Whales, dolphins, porpoises, and other cetaceans are renowned for their social nature, often forming tight-knit groups. To communicate with pod members, they make different clicks, pops, and whistles that create the language of whale song. Whales are known to be gentle giants of the oceans; however, there has been a sudden increase in orca attacks on boats. To gain deeper insights into the world of cetaceans and foster safer coexistence with these majestic mammals, it would be helpful to be able to automatically identify species using only their vocalization. Such an endeavor would aid scientific research as well as offer the possibility of preemptive measures to avoid encounters with pods of orcas known to exhibit aggression. For this project, we propose using machine learning models to predict the different species of cetacean based on a small audio clip.
The data for this project is sourced from the Watkins Marine Mammal Sound Database. It consists of audio clips associated with 32 different species of cetaceans, with approximately 15,000 sound cuts, of which 1,694 files are considered the 'best cuts'. Each audio clip is about 2 to 15 seconds long and is available in waveform audio file format. The data is freely available for academic use.
This Python script is designed to scrape a web page and download audio files located behind specified links. It employs the requests
library to fetch web pages, BeautifulSoup
for HTML parsing, and a progress bar to track the download progress. The script iterates through the initial webpage, extracts links, and downloads audio files into folders that mirror the structure of the initial website, naming the folders based on the text within the 'h3' tags of the links.
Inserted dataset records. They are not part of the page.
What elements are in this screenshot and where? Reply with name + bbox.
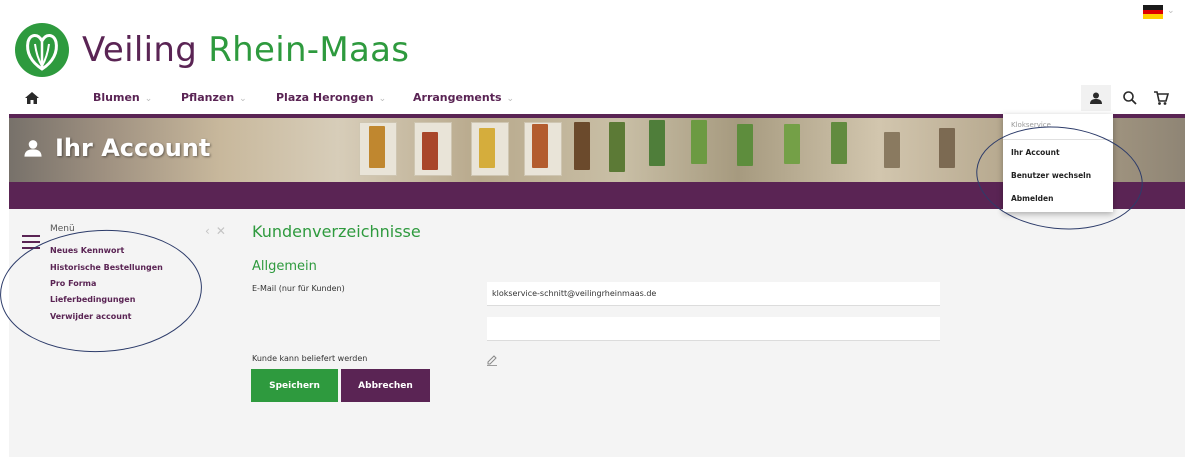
sidebar-link-neues-kennwort[interactable]: Neues Kennwort — [50, 246, 124, 255]
dropdown-item-benutzer-wechseln[interactable]: Benutzer wechseln — [1011, 171, 1091, 180]
sidebar-link-pro-forma[interactable]: Pro Forma — [50, 279, 96, 288]
page-title: Ihr Account — [23, 134, 210, 162]
nav-item-pflanzen[interactable]: Pflanzen ⌄ — [181, 91, 247, 104]
account-menu-button[interactable] — [1081, 85, 1111, 111]
email-field[interactable] — [487, 282, 940, 306]
logo-icon — [15, 23, 69, 77]
language-flag-icon[interactable] — [1143, 5, 1163, 20]
brand-logo[interactable]: Veiling Rhein-Maas — [14, 22, 409, 78]
sidebar-link-lieferbedingungen[interactable]: Lieferbedingungen — [50, 295, 135, 304]
banner-decoration — [784, 124, 800, 164]
banner-decoration — [737, 124, 753, 166]
banner-decoration — [479, 128, 495, 168]
subsection-title: Allgemein — [252, 259, 317, 274]
sidebar-title: Menü — [50, 224, 75, 234]
sidebar-link-verwijder-account[interactable]: Verwijder account — [50, 312, 131, 321]
chevron-down-icon: ⌄ — [506, 94, 515, 104]
nav-item-blumen[interactable]: Blumen ⌄ — [93, 91, 152, 104]
secondary-field[interactable] — [487, 317, 940, 341]
section-title: Kundenverzeichnisse — [252, 222, 421, 241]
dropdown-user-name: Klokservice — [1011, 121, 1051, 129]
banner-decoration — [369, 126, 385, 168]
banner-decoration — [691, 120, 707, 164]
banner-decoration — [532, 124, 548, 168]
home-icon[interactable] — [24, 90, 40, 106]
cancel-button[interactable]: Abbrechen — [341, 369, 430, 402]
brand-name: Veiling Rhein-Maas — [82, 30, 410, 70]
search-icon[interactable] — [1122, 90, 1138, 106]
dropdown-item-ihr-account[interactable]: Ihr Account — [1011, 148, 1060, 157]
save-button[interactable]: Speichern — [251, 369, 338, 402]
banner-decoration — [939, 128, 955, 168]
email-label: E-Mail (nur für Kunden) — [252, 284, 345, 293]
banner-decoration — [609, 122, 625, 172]
banner-decoration — [831, 122, 847, 164]
banner-decoration — [884, 132, 900, 168]
user-icon — [24, 140, 42, 157]
account-dropdown: Klokservice Ihr Account Benutzer wechsel… — [1003, 114, 1113, 212]
deliverable-label: Kunde kann beliefert werden — [252, 354, 368, 363]
edit-icon[interactable] — [486, 354, 498, 366]
panel-navigation[interactable]: ‹✕ — [205, 224, 232, 238]
chevron-down-icon: ⌄ — [144, 94, 153, 104]
banner-decoration — [422, 132, 438, 170]
banner-decoration — [649, 120, 665, 166]
user-icon — [1090, 92, 1102, 104]
sidebar-link-historische-bestellungen[interactable]: Historische Bestellungen — [50, 263, 163, 272]
dropdown-item-abmelden[interactable]: Abmelden — [1011, 194, 1053, 203]
hamburger-menu-icon[interactable] — [22, 235, 40, 249]
page-title-text: Ihr Account — [55, 134, 211, 162]
nav-item-plaza-herongen[interactable]: Plaza Herongen ⌄ — [276, 91, 386, 104]
banner-decoration — [574, 122, 590, 170]
divider — [1003, 139, 1113, 140]
chevron-down-icon: ⌄ — [1167, 6, 1175, 16]
nav-item-arrangements[interactable]: Arrangements ⌄ — [413, 91, 514, 104]
chevron-down-icon: ⌄ — [239, 94, 247, 104]
cart-icon[interactable] — [1153, 90, 1169, 106]
main-navigation: Blumen ⌄ Pflanzen ⌄ Plaza Herongen ⌄ Arrang… — [0, 82, 1185, 114]
back-arrow-icon[interactable]: ‹ — [205, 224, 216, 238]
chevron-down-icon: ⌄ — [378, 94, 387, 104]
close-icon[interactable]: ✕ — [216, 224, 232, 238]
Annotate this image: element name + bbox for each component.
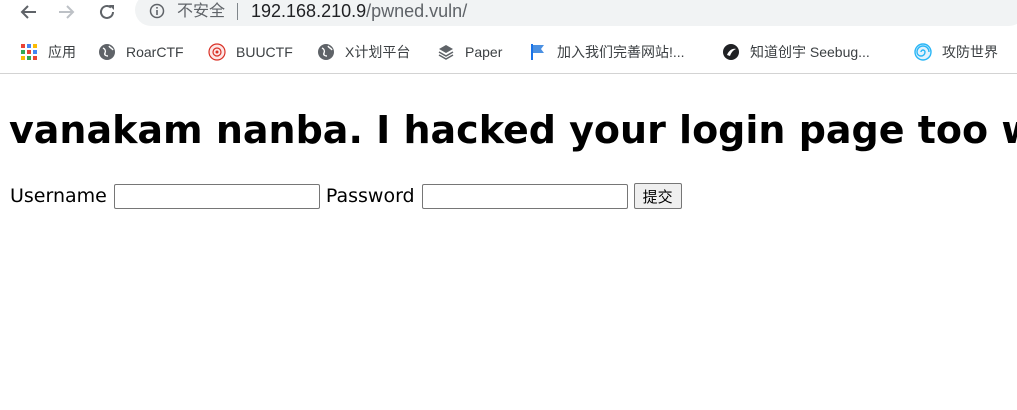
password-label: Password: [325, 185, 415, 207]
address-separator: [237, 3, 238, 20]
forward-button[interactable]: [53, 0, 81, 24]
page-content: vanakam nanba. I hacked your login page …: [0, 74, 1017, 410]
bookmark-buuctf[interactable]: BUUCTF: [208, 40, 293, 64]
bookmark-seebug[interactable]: 知道创宇 Seebug...: [722, 40, 870, 64]
bookmark-xplan[interactable]: X计划平台: [317, 40, 410, 64]
username-field[interactable]: [113, 183, 320, 209]
buuctf-logo-icon: [208, 43, 226, 61]
reload-icon: [100, 4, 114, 19]
browser-toolbar: 不安全 192.168.210.9/pwned.vuln/: [0, 0, 1017, 28]
bookmarks-bar: 应用 RoarCTF BUUCTF X计划平台 Paper 加入我们完善网站!.…: [0, 32, 1017, 72]
bookmark-label: Paper: [465, 44, 503, 60]
bookmark-label: RoarCTF: [126, 44, 184, 60]
bookmark-label: 加入我们完善网站!...: [557, 44, 685, 60]
page-headline: vanakam nanba. I hacked your login page …: [9, 108, 1017, 152]
back-arrow-icon: [20, 5, 36, 19]
apps-grid-icon: [21, 44, 37, 60]
bookmark-label: BUUCTF: [236, 44, 293, 60]
globe-icon: [318, 44, 334, 60]
bookmark-roarctf[interactable]: RoarCTF: [98, 40, 184, 64]
back-button[interactable]: [14, 0, 42, 24]
reload-button[interactable]: [93, 0, 121, 24]
info-icon[interactable]: [149, 3, 165, 19]
submit-button[interactable]: 提交: [633, 183, 682, 209]
url-text[interactable]: 192.168.210.9/pwned.vuln/: [251, 0, 467, 22]
login-form: Username Password 提交: [10, 182, 682, 210]
spiral-logo-icon: [914, 43, 932, 61]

Additionally, the script cleans up folder names to assist in data cleaning and processing.
-
Install the required Python libraries if not already installed:
pip install requests beautifulsoup4 progressbar2
-
Run the script from the root of the repository using Python:
python scraper.py
The script will start scraping the website, create appropriate folders, and download audio files, showing a progress bar to track the process. Once the script completes, you'll find the downloaded audio files organized in folders corresponding to the structure of the initial website within the specified download directory.